Visualizing systems present the current parameters of the process on a user interface. Frequently, for the visualizing, besides the numerical values of a process variable and its units, also changed graphical symbols, such as dials, bars or trend charts, are used. Visualizing systems draw the data, most often, from process control systems. The visualizing system is, in the context of a user interface, also capable of influencing certain variables in the control system, which, in turn can itself have an influence on the course of the control program or the process.
Since process control tasks have precedence, the time interval available for the acyclic data traffic is markedly shorter than the time interval for the cyclic traffic.
As regards diagnostic data, one distinguishes between event-dependent, diagnostic data and diagnostic data read out only upon request e.g. of an asset-management-system. In the case of the fieldbus system, PROFIBUS, event-dependent, diagnostic data are bound to the communication partner cyclically communicating with the slave devices assigned to it (PROFIBUS Master Class 1).

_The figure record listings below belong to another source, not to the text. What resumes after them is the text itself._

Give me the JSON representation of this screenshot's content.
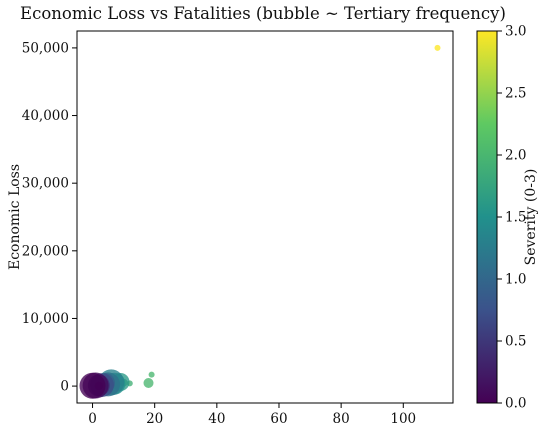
{
  "chart_data": {
    "type": "scatter",
    "title": "Economic Loss vs Fatalities (bubble ~ Tertiary frequency)",
    "xlabel": "",
    "ylabel": "Economic Loss",
    "xlim": [
      -5,
      116
    ],
    "ylim": [
      -2500,
      52500
    ],
    "x_ticks": [
      0,
      20,
      40,
      60,
      80,
      100
    ],
    "x_tick_labels": [
      "0",
      "20",
      "40",
      "60",
      "80",
      "100"
    ],
    "y_ticks": [
      0,
      10000,
      20000,
      30000,
      40000,
      50000
    ],
    "y_tick_labels": [
      "0",
      "10,000",
      "20,000",
      "30,000",
      "40,000",
      "50,000"
    ],
    "grid": false,
    "colorbar": {
      "label": "Severity (0-3)",
      "range": [
        0,
        3
      ],
      "ticks": [
        0,
        0.5,
        1,
        1.5,
        2,
        2.5,
        3
      ],
      "tick_labels": [
        "0.0",
        "0.5",
        "1.0",
        "1.5",
        "2.0",
        "2.5",
        "3.0"
      ],
      "colormap": "viridis",
      "stops": [
        "#440154",
        "#3b528b",
        "#21918c",
        "#5ec962",
        "#fde725"
      ]
    },
    "points": [
      {
        "x": 111,
        "y": 50000,
        "severity": 3.0,
        "size": 3
      },
      {
        "x": 19,
        "y": 1700,
        "severity": 2.0,
        "size": 3
      },
      {
        "x": 18,
        "y": 450,
        "severity": 2.0,
        "size": 5
      },
      {
        "x": 12,
        "y": 400,
        "severity": 1.9,
        "size": 3
      },
      {
        "x": 10,
        "y": 500,
        "severity": 1.8,
        "size": 4
      },
      {
        "x": 9,
        "y": 600,
        "severity": 1.6,
        "size": 9
      },
      {
        "x": 7,
        "y": 350,
        "severity": 1.5,
        "size": 11
      },
      {
        "x": 6,
        "y": 550,
        "severity": 1.3,
        "size": 13
      },
      {
        "x": 5,
        "y": 250,
        "severity": 1.1,
        "size": 12
      },
      {
        "x": 4,
        "y": 450,
        "severity": 0.9,
        "size": 10
      },
      {
        "x": 3,
        "y": 150,
        "severity": 0.7,
        "size": 12
      },
      {
        "x": 2,
        "y": 100,
        "severity": 0.4,
        "size": 11
      },
      {
        "x": 1,
        "y": 80,
        "severity": 0.1,
        "size": 13
      },
      {
        "x": 0,
        "y": 50,
        "severity": 0.0,
        "size": 13
      },
      {
        "x": 2,
        "y": 30,
        "severity": 0.0,
        "size": 4
      }
    ]
  }
}
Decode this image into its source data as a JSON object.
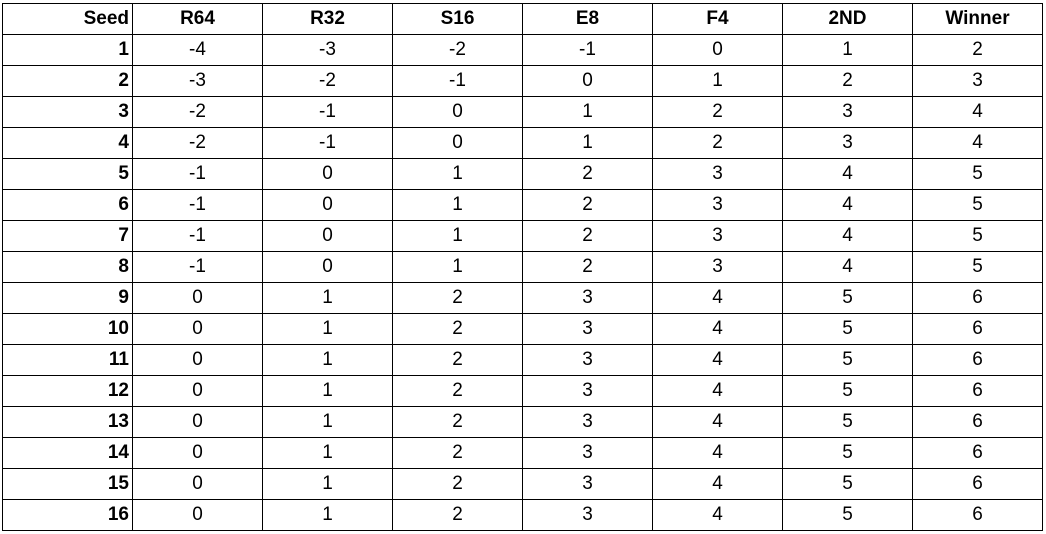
{
  "table": {
    "headers": [
      "Seed",
      "R64",
      "R32",
      "S16",
      "E8",
      "F4",
      "2ND",
      "Winner"
    ],
    "rows": [
      [
        "1",
        "-4",
        "-3",
        "-2",
        "-1",
        "0",
        "1",
        "2"
      ],
      [
        "2",
        "-3",
        "-2",
        "-1",
        "0",
        "1",
        "2",
        "3"
      ],
      [
        "3",
        "-2",
        "-1",
        "0",
        "1",
        "2",
        "3",
        "4"
      ],
      [
        "4",
        "-2",
        "-1",
        "0",
        "1",
        "2",
        "3",
        "4"
      ],
      [
        "5",
        "-1",
        "0",
        "1",
        "2",
        "3",
        "4",
        "5"
      ],
      [
        "6",
        "-1",
        "0",
        "1",
        "2",
        "3",
        "4",
        "5"
      ],
      [
        "7",
        "-1",
        "0",
        "1",
        "2",
        "3",
        "4",
        "5"
      ],
      [
        "8",
        "-1",
        "0",
        "1",
        "2",
        "3",
        "4",
        "5"
      ],
      [
        "9",
        "0",
        "1",
        "2",
        "3",
        "4",
        "5",
        "6"
      ],
      [
        "10",
        "0",
        "1",
        "2",
        "3",
        "4",
        "5",
        "6"
      ],
      [
        "11",
        "0",
        "1",
        "2",
        "3",
        "4",
        "5",
        "6"
      ],
      [
        "12",
        "0",
        "1",
        "2",
        "3",
        "4",
        "5",
        "6"
      ],
      [
        "13",
        "0",
        "1",
        "2",
        "3",
        "4",
        "5",
        "6"
      ],
      [
        "14",
        "0",
        "1",
        "2",
        "3",
        "4",
        "5",
        "6"
      ],
      [
        "15",
        "0",
        "1",
        "2",
        "3",
        "4",
        "5",
        "6"
      ],
      [
        "16",
        "0",
        "1",
        "2",
        "3",
        "4",
        "5",
        "6"
      ]
    ]
  }
}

This assures that a process control unit having cyclic data exchange with the slave devices reacts in near time to the diagnostic results. An asset-management-system connected with a control system application can be prompted by such application to fetch acyclic, diagnostic data. Therewith, the advantages of the event-dependent diagnosis (short reaction time) can be coupled with the desire for detailed information (additional, diagnostic data, which are communicated acyclically). While the diagnostic data communicated in place of the process data are of Boolean nature (to each bit corresponds a piece of diagnostic data, which can be identified by the device), the acyclically transmitted, diagnostically relevant data can include e.g. the degree of wear of a probe or the degree of fouling of the measuring device.

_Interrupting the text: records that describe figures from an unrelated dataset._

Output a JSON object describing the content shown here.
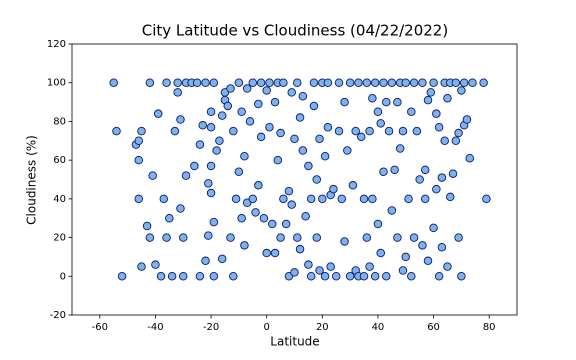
{
  "chart_data": {
    "type": "scatter",
    "title": "City Latitude vs Cloudiness (04/22/2022)",
    "x_label": "Latitude",
    "y_label": "Cloudiness (%)",
    "color": "#7fb2ea",
    "edgecolor": "#0a1a6e",
    "xlim": [
      -70,
      90
    ],
    "xticks": [
      -60,
      -40,
      -20,
      0,
      20,
      40,
      60,
      80
    ],
    "ylim": [
      -20,
      120
    ],
    "yticks": [
      -20,
      0,
      20,
      40,
      60,
      80,
      100,
      120
    ],
    "x": [
      -55,
      -54,
      -52,
      -47,
      -46,
      -46,
      -45,
      -46,
      -45,
      -43,
      -42,
      -42,
      -41,
      -40,
      -39,
      -38,
      -37,
      -36,
      -36,
      -35,
      -34,
      -33,
      -32,
      -32,
      -31,
      -31,
      -30,
      -30,
      -29,
      -29,
      -27,
      -26,
      -25,
      -24,
      -24,
      -23,
      -22,
      -22,
      -21,
      -21,
      -20,
      -20,
      -20,
      -20,
      -19,
      -19,
      -19,
      -18,
      -17,
      -16,
      -16,
      -15,
      -15,
      -14,
      -13,
      -13,
      -12,
      -12,
      -11,
      -10,
      -10,
      -9,
      -9,
      -8,
      -8,
      -7,
      -7,
      -6,
      -5,
      -5,
      -4,
      -3,
      -3,
      -2,
      -2,
      -1,
      0,
      0,
      1,
      1,
      2,
      3,
      3,
      4,
      4,
      5,
      5,
      6,
      6,
      7,
      8,
      8,
      9,
      9,
      10,
      10,
      11,
      11,
      12,
      12,
      13,
      13,
      14,
      15,
      15,
      16,
      16,
      17,
      17,
      18,
      18,
      19,
      19,
      20,
      20,
      21,
      21,
      22,
      22,
      23,
      23,
      24,
      25,
      26,
      26,
      27,
      28,
      28,
      29,
      30,
      30,
      31,
      32,
      32,
      33,
      33,
      34,
      35,
      35,
      36,
      36,
      37,
      37,
      38,
      38,
      39,
      39,
      40,
      40,
      41,
      41,
      42,
      42,
      43,
      43,
      44,
      45,
      45,
      46,
      47,
      47,
      48,
      48,
      49,
      49,
      50,
      50,
      51,
      52,
      52,
      53,
      53,
      54,
      55,
      56,
      56,
      57,
      57,
      58,
      58,
      59,
      60,
      60,
      61,
      61,
      62,
      62,
      63,
      63,
      64,
      64,
      65,
      65,
      66,
      66,
      67,
      68,
      68,
      69,
      69,
      70,
      70,
      71,
      71,
      72,
      73,
      74,
      78,
      79
    ],
    "values": [
      100,
      75,
      0,
      68,
      70,
      60,
      75,
      40,
      5,
      26,
      20,
      100,
      52,
      6,
      84,
      0,
      40,
      100,
      20,
      30,
      0,
      75,
      95,
      100,
      81,
      35,
      20,
      0,
      52,
      100,
      100,
      57,
      100,
      0,
      68,
      78,
      100,
      8,
      48,
      21,
      85,
      77,
      43,
      57,
      100,
      28,
      0,
      65,
      70,
      83,
      9,
      91,
      95,
      88,
      97,
      20,
      75,
      0,
      40,
      54,
      100,
      85,
      30,
      62,
      16,
      97,
      38,
      80,
      100,
      40,
      33,
      89,
      47,
      72,
      100,
      30,
      96,
      12,
      100,
      77,
      27,
      90,
      12,
      100,
      60,
      74,
      20,
      100,
      40,
      27,
      0,
      44,
      95,
      37,
      71,
      2,
      100,
      20,
      82,
      14,
      93,
      65,
      31,
      57,
      6,
      40,
      0,
      88,
      100,
      50,
      20,
      71,
      3,
      100,
      40,
      62,
      0,
      77,
      100,
      42,
      5,
      45,
      0,
      100,
      75,
      40,
      18,
      90,
      65,
      100,
      0,
      47,
      75,
      3,
      100,
      0,
      72,
      40,
      0,
      100,
      20,
      75,
      5,
      92,
      40,
      100,
      0,
      85,
      27,
      79,
      12,
      100,
      54,
      90,
      0,
      75,
      34,
      100,
      55,
      90,
      20,
      100,
      66,
      75,
      3,
      100,
      10,
      40,
      85,
      0,
      100,
      20,
      75,
      50,
      100,
      16,
      55,
      40,
      8,
      91,
      95,
      100,
      25,
      84,
      45,
      77,
      0,
      51,
      15,
      100,
      70,
      92,
      5,
      41,
      100,
      53,
      100,
      70,
      20,
      74,
      0,
      96,
      100,
      78,
      81,
      61,
      100,
      100,
      40
    ]
  }
}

Proprietary solutions are known for the combination of process control and asset-management-system (for example, SIMATIC PCS7, of the firm, Siemens).
An asset-management-system independent of the process control can only request diagnostic data in the acyclic data traffic. Since, in this case, the asset-management-system is not informed of diagnostic events by a process control, it is necessary that diagnostic data be regularly requested, in order that diagnostic events can even be noticed by the asset-management-system.
Especially in the case of plants having a significant number of installed field devices and a multiplicity of diagnostically relevant parameters to be monitored, it is a fact that the updating of these parameters in the asset-management-system takes a very long time, so that long reaction times result. These long reaction times are very disadvantageous, especially in the case of critical diagnostic events. The long reaction times can even compromise the ability of the asset management systems to function.
The terminology “diagnostic event” is meant to include not only diagnostic reports from field devices but also issuance of alarms.